Designing a Rate Limiter for Distributed Systems

Token bucket vs leaky bucket vs sliding window. How to implement rate limiting at scale with Redis, and handling edge cases in distributed environments.

System DesignRedisRate LimitingDistributed

Designing a Rate Limiter for Distributed Systems

Algorithms

Token Bucket

  • Tokens added at fixed rate, up to a maximum bucket size
  • Requests consume tokens; rejected if bucket empty
  • Allows bursting up to bucket size

Sliding Window Log

  • Track timestamps of all requests in a window
  • Count requests in last N seconds
  • More accurate but higher memory usage

Fixed Window Counter

  • Increment counter per time window
  • Reset at window boundary
  • Vulnerable to boundary burst (2x traffic at window edge)

Redis-Based Implementation

lua
-- Token bucket in Lua (atomic in Redis)
local key = KEYS[1]
local rate = tonumber(ARGV[1])
local capacity = tonumber(ARGV[2])
local now = tonumber(ARGV[3])
local requested = tonumber(ARGV[4])

local bucket = redis.call("HMGET", key, "tokens", "last_refill")
local tokens = tonumber(bucket[1]) or capacity
local last_refill = tonumber(bucket[2]) or now

local elapsed = now - last_refill
local refill = math.floor(elapsed * rate)
tokens = math.min(capacity, tokens + refill)

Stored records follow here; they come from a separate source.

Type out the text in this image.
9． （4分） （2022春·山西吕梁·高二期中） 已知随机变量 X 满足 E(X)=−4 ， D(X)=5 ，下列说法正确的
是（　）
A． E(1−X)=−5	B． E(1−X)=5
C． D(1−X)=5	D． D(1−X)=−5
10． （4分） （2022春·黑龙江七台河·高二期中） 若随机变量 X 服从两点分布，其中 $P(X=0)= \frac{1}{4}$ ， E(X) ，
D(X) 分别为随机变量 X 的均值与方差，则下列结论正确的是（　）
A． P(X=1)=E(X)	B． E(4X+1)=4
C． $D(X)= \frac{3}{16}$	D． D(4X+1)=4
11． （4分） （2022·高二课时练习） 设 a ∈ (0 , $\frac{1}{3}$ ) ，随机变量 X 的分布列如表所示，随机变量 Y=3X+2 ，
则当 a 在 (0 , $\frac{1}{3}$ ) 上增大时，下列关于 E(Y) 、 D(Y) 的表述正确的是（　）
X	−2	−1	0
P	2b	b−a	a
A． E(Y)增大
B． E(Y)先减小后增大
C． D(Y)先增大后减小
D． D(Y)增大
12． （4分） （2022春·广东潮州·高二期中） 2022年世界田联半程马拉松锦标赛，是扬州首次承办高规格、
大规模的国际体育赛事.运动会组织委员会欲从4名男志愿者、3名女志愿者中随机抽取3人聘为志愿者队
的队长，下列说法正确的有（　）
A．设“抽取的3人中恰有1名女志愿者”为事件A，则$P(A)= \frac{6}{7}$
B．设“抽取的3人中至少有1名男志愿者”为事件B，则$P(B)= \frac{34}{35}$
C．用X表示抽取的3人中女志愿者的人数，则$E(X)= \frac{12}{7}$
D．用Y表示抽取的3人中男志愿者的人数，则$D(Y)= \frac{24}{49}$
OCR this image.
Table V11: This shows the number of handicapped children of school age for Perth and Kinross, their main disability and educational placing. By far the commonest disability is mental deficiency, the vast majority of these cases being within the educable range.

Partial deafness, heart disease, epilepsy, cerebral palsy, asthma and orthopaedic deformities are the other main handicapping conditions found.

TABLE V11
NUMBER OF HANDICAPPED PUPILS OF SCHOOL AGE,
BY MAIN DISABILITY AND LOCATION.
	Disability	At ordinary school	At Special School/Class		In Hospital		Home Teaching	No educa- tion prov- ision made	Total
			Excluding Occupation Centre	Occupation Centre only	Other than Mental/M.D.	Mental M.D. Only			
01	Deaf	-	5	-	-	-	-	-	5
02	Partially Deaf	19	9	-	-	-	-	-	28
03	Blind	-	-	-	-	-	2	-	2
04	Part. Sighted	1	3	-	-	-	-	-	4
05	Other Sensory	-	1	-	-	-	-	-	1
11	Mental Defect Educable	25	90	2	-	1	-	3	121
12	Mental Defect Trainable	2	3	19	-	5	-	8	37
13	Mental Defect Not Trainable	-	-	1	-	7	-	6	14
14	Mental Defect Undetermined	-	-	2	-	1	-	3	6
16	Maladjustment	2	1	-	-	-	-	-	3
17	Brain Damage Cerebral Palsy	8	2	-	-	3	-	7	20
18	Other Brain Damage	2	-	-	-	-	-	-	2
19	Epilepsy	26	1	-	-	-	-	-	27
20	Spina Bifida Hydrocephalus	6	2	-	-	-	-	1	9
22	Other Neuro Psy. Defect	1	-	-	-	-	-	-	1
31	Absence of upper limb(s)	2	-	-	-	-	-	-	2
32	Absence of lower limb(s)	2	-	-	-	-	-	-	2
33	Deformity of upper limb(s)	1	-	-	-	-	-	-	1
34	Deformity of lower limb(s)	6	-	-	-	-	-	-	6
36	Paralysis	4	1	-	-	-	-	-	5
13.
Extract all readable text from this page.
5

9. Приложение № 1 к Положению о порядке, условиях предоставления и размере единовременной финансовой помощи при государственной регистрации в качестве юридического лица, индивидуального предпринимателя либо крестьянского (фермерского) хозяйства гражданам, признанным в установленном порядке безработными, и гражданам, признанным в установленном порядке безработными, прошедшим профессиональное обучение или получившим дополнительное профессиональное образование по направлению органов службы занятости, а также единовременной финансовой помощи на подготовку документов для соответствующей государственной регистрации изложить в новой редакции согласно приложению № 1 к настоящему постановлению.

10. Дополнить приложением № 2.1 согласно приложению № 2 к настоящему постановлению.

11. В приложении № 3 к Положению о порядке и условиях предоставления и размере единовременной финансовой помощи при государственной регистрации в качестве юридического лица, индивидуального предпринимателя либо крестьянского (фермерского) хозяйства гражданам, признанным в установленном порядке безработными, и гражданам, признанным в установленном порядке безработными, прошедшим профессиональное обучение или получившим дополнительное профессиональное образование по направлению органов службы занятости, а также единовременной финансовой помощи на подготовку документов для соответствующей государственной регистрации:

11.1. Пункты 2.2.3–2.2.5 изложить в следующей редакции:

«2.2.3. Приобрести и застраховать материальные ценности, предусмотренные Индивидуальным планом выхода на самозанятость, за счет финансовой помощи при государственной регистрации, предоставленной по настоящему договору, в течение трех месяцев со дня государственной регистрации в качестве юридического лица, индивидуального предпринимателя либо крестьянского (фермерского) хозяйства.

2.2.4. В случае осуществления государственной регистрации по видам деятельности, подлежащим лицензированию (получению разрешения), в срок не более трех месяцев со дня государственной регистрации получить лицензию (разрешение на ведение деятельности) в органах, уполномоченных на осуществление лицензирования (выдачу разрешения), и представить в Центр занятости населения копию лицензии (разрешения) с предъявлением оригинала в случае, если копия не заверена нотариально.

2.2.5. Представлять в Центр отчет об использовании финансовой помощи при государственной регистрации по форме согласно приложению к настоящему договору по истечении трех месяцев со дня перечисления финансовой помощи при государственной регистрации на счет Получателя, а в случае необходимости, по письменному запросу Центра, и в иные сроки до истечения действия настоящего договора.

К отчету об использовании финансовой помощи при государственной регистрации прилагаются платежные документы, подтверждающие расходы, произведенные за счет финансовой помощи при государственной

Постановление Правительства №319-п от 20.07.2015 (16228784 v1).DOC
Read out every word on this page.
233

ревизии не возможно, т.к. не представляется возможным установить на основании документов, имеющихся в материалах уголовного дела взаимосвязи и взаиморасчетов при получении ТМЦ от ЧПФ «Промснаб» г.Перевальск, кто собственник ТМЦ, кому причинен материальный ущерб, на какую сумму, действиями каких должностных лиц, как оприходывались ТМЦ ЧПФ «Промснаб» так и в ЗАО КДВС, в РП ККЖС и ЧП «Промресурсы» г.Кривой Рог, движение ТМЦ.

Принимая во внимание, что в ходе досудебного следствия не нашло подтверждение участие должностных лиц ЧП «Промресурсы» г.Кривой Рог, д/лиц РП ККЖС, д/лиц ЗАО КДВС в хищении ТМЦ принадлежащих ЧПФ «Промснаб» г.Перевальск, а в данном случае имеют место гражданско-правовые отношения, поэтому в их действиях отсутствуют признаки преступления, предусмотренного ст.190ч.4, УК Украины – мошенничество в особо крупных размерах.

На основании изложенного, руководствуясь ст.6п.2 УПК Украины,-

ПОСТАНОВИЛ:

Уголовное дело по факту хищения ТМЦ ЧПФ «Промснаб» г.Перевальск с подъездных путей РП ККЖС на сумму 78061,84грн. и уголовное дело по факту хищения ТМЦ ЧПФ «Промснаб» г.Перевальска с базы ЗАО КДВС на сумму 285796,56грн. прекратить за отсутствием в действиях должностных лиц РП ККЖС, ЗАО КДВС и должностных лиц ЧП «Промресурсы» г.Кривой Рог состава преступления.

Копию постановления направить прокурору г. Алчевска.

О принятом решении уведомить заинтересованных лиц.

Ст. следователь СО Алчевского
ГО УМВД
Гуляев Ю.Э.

if tokens >= requested then
    tokens = tokens - requested
    redis.call("HMSET", key, "tokens", tokens, "last_refill", now)
    redis.call("EXPIRE", key, math.ceil(capacity / rate) * 2)
    return 1
else
    return 0
end

Interview Questions

  1. 1.How do you handle clock skew between distributed nodes?
  2. 2.What happens to rate limiter state during a Redis failover?
  3. 3.How would you rate limit per user vs per IP vs per API key?
  4. 4.What is the difference between rate limiting and throttling?